Scott Lake

Personal information
- Born: June 29, 1965 (age 61) Harrisburg, Pennsylvania, United States
- Occupation: Trainer

Horse racing career
- Sport: Horse racing
- Career wins: 6,301+ (ongoing)

Major racing wins
- Maryland Million Sprint Handicap (2000) Salvator Mile Handicap (2000) Baltimore Breeders' Cup Handicap ( 2000) Conniver Stakes (2001) Gallant Bob Handicap (2002) Bold Ruler Handicap (2003) Gravesend Handicap (2003) Smile Sprint Handicap (2003) True North Handicap (2003) General George Handicap (2003) Count Fleet Sprint Handicap (2004) Longfellow Stakes (2005, 2007) Paumonok Handicap (2005) What A Summer Stakes (2006) Horatius Stakes (2007) Nearctic Stakes (2008) Select Stakes (2008) Miss Woodford Stakes (2009)

Racing awards
- U.S. Champion Trainer by wins (2000, 2001, 2003, 2006) Delaware Park Champion Trainer by wins (2002-2008)

Significant horses
- Shake You Down, Thunderello

= Scott A. Lake =

Trainer of Thoroughbred racehorses (born 1965)
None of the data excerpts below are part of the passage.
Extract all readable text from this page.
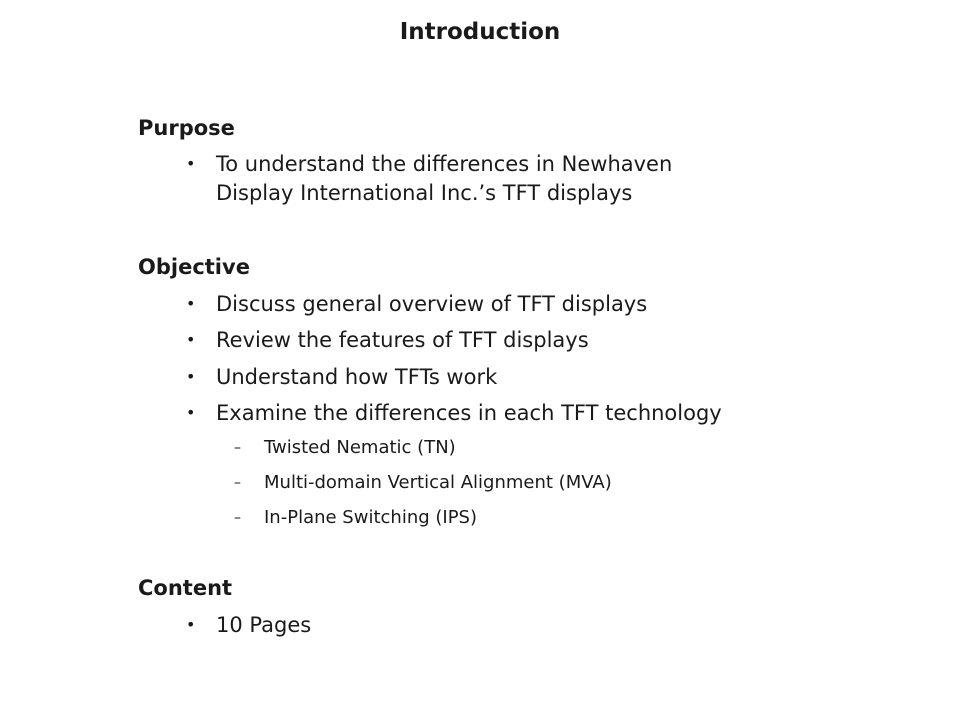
Introduction
Purpose
• To understand the differences in Newhaven
Display International Inc.’s TFT displays
Objective
• Discuss general overview of TFT displays
• Review the features of TFT displays
• Understand how TFTs work
• Examine the differences in each TFT technology
– Twisted Nematic (TN)
– Multi-domain Vertical Alignment (MVA)
– In-Plane Switching (IPS)
Content
• 10 Pages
Scott A. Lake (born June 29, 1965, in Harrisburg, Pennsylvania) is an American trainer of Thoroughbred racehorses who, on April 4, 2019, became the sixth trainer in North American racing history to record 6,000 wins. As at February 2, 202023 he is ranked sixth all time in career wins with 6,301.
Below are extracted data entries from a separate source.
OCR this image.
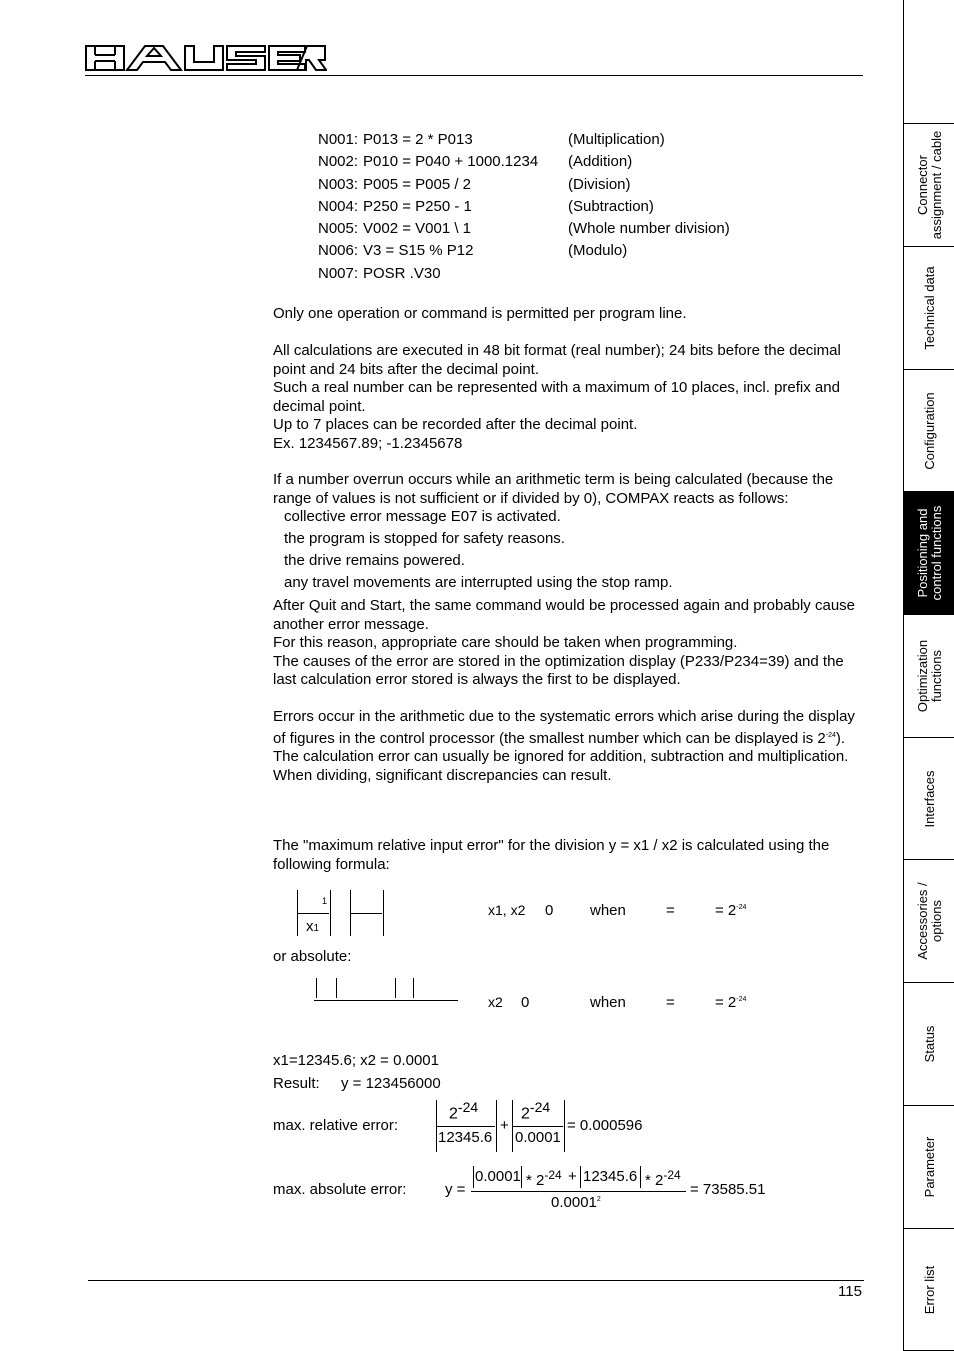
N001: P013 = 2 * P013	(Multiplication)
N002: P010 = P040 + 1000.1234 (Addition)
N003: P005 = P005 / 2	(Division)
N004: P250 = P250 - 1	(Subtraction)
N005: V002 = V001 \ 1	(Whole number division)
N006: V3 = S15 % P12	(Modulo)
N007: POSR .V30

Only one operation or command is permitted per program line.

All calculations are executed in 48 bit format (real number); 24 bits before the decimal point and 24 bits after the decimal point.

Such a real number can be represented with a maximum of 10 places, incl. prefix and decimal point.

Up to 7 places can be recorded after the decimal point.

Ex. 1234567.89; -1.2345678

If a number overrun occurs while an arithmetic term is being calculated (because the range of values is not sufficient or if divided by 0), COMPAX reacts as follows:

collective error message E07 is activated.

the program is stopped for safety reasons.

the drive remains powered.

any travel movements are interrupted using the stop ramp.

After Quit and Start, the same command would be processed again and probably cause another error message.

For this reason, appropriate care should be taken when programming.

The causes of the error are stored in the optimization display (P233/P234=39) and the last calculation error stored is always the first to be displayed.

Errors occur in the arithmetic due to the systematic errors which arise during the display of figures in the control processor (the smallest number which can be displayed is $2^{-24}$).

The calculation error can usually be ignored for addition, subtraction and multiplication.

When dividing, significant discrepancies can result.

The "maximum relative input error" for the division y = x1 / x2 is calculated using the following formula:

1
x1
x1, x2 0 when	=	= $2^{-24}$

or absolute:

x2 0	when	=	= $2^{-24}$

x1=12345.6; x2 = 0.0001

Result: y = 123456000
max. relative error:
$2^{-24}$
12345.6
+
$2^{-24}$
0.0001
= 0.000596
max. absolute error:	y =
$0.0001 * 2^{-24} + 12345.6 * 2^{-24}$
$0.0001^2$
= 73585.51
115
Connector
assignment / cable
Technical data
Configuration
Positioning and
control functions
Optimization
functions
Interfaces
Accessories /
options
Status
Parameter
Error list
==Multiple Championships==
Scott Lake began his training career at Penn National Race Course in Grantville, Pennsylvania, where he got his first win in June, 1987. Since then he has been the United States Champion Thoroughbred Trainer by wins four times and has won seven consecutive training titles at Delaware Park Racetrack. The official Breeders Cup website says that Lake "Has won dozens of training titles at Penn National, Philadelphia Park, Delaware Park, Pimlico and Laurel Park. Although he started out mainly conditioning horses he or an owner had claimed, by the beginning of the 2000s Lake began to work with stakes quality horses. He won more races in the State of Maryland than any other trainer in 2005, 2006, 2007, 2008 and 2009. For 2010 he cut back substantially on the number of horses under his care, going down to 70 from 287.